Snyder (“Army of the Dead”) and his two credited co-writers, Shay Hatten and Kurt Johnstad, never really try to be original. Instead, they joyless trudge through formulaic territory, only now with a bigger budget and a Snyder-y compulsion to replicate the looks and styles of other movies and comic books, among other media. “Rebel Moon” often looks more like an animated pitch for a movie than an actual movie with human characters, urgent drama, emotional stakes, and so forth.
Everything’s big—and corny, and ungainly—in “Rebel Moon,” starting with the space farmers who try and obviously fail to resist a visiting party of space fascists, representing the Motherworld’s formerly great colonial power. The farmers are initially led by a brawny Corey Stoll, whose needlessly swole physique and braided pushbroom beard ostensibly contrasts his character with Admiral Atticus Noble (Ed Skrein), a very pale goose-stepper with a short temper and an army at his back.
Stoll’s character dies pretty quickly, because even a father figure with a barrel chest and Viking Snuffleupagus beard cannot defeat Noble and his fellow would-be overlords. Now the farmers of, oh gosh, Veldt must plan for the Motherworld’s next visit. Their champion, a petite farmer with a past named Kora (Sofia Boutella), then sets out to find warriors who can train her people to fight back. She finds stock types with prominently exoticized backgrounds, like the Scottish mercenary Kai (Charlie Hunnam) and the beastmaster prince Tarak (Staz Nair), now a slave.

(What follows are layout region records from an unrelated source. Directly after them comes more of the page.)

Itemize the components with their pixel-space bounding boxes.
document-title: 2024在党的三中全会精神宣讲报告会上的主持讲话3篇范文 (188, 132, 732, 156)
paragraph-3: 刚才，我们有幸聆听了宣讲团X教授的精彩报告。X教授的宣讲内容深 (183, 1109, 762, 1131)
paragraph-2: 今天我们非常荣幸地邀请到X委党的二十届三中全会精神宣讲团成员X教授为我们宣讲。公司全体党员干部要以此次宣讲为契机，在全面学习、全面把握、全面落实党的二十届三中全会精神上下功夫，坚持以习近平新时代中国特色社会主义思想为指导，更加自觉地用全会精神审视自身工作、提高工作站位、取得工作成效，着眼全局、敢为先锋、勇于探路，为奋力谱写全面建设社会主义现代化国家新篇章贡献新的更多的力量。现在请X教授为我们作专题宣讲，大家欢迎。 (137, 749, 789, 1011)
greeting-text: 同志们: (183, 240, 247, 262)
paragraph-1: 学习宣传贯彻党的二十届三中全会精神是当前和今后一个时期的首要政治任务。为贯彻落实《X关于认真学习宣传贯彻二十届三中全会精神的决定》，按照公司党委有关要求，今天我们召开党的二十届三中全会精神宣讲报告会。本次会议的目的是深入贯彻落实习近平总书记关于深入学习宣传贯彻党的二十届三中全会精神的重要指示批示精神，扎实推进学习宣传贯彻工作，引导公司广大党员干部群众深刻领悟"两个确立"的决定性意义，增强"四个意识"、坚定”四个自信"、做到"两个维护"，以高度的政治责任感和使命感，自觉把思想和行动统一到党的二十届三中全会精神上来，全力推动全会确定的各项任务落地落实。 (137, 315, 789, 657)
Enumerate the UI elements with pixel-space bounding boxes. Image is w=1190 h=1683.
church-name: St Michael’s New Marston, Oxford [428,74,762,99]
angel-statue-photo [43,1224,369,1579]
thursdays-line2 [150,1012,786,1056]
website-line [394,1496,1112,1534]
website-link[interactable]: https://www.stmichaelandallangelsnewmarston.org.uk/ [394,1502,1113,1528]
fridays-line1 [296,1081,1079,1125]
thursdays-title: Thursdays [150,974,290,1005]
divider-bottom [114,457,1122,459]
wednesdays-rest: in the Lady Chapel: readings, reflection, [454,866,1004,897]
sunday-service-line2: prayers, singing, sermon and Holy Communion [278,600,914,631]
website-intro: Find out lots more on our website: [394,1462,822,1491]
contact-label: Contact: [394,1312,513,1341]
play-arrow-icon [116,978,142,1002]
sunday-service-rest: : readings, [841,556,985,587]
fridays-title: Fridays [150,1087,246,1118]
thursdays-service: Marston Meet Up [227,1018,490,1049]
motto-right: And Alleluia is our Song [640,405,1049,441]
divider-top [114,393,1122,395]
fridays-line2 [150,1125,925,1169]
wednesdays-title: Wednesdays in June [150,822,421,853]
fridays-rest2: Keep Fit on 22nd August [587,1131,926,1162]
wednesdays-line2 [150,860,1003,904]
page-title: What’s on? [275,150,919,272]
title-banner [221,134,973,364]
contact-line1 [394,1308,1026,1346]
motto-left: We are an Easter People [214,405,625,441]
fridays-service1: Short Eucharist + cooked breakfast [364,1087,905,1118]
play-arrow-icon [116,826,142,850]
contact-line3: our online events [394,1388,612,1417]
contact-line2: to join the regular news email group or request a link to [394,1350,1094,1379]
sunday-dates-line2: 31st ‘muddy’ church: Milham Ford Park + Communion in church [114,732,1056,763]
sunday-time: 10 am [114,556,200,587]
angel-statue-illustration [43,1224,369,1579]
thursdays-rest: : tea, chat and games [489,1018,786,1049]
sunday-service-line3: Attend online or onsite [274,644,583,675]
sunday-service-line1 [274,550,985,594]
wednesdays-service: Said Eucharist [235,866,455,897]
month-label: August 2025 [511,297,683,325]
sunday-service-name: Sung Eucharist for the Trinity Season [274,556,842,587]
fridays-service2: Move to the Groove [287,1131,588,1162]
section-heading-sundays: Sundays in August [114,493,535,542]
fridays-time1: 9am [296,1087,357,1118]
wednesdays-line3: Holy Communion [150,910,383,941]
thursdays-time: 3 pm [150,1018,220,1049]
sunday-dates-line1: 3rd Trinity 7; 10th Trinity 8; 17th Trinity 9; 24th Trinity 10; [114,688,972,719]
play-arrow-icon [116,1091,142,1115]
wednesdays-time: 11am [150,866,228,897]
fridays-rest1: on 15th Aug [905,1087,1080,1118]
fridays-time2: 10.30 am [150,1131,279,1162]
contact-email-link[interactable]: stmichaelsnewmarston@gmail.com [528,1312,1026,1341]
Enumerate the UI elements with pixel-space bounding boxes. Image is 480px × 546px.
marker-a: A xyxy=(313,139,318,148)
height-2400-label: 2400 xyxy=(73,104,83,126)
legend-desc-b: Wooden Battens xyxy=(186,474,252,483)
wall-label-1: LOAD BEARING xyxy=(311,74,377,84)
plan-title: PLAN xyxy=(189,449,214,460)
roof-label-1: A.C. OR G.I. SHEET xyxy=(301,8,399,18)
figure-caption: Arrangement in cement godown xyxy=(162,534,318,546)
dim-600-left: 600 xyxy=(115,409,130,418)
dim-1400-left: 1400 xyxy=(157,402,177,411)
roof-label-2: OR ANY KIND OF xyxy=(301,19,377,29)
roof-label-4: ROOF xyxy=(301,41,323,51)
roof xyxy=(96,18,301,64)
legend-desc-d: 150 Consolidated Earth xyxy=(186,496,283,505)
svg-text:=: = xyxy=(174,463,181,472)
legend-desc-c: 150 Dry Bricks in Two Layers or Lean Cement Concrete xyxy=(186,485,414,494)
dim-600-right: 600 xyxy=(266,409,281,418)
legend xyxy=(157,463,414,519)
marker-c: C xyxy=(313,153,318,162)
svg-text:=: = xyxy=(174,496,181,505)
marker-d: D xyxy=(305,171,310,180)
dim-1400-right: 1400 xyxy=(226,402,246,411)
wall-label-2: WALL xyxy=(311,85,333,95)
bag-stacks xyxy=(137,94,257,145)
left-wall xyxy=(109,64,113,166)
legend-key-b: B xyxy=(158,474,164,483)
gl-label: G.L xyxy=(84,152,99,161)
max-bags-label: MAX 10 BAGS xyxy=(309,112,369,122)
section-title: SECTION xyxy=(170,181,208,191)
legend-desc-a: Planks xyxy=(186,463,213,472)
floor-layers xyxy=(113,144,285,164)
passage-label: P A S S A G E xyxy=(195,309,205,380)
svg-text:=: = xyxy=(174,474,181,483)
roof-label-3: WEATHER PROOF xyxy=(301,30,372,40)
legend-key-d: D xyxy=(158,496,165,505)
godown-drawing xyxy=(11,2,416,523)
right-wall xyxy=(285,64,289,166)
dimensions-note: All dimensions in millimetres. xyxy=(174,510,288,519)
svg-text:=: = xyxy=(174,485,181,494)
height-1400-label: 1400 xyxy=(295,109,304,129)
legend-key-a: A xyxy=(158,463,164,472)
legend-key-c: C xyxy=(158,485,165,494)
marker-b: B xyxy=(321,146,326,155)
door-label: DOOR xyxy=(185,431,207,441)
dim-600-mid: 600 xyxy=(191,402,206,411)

As usual, Snyder doesn’t seem to care about these characters so much as he likes their style-guide features, like their cleavage, their haircuts, and their hard-stressed accents. Some actors, like Hunnam and Stoll, dig in with both hands, but not everyone fares as well with dialogue that never stops expositing even as matte-painting replica landscape shots threaten to swallow up whoever’s pushing the plot this time around. It’s usually Kora, but other characters help to establish the movie’s passing interest in the usual post-“Star Wars” space opera themes of resistance, hope, and compassion, mostly through bumpersticker dialogue and G.I. Joe poses.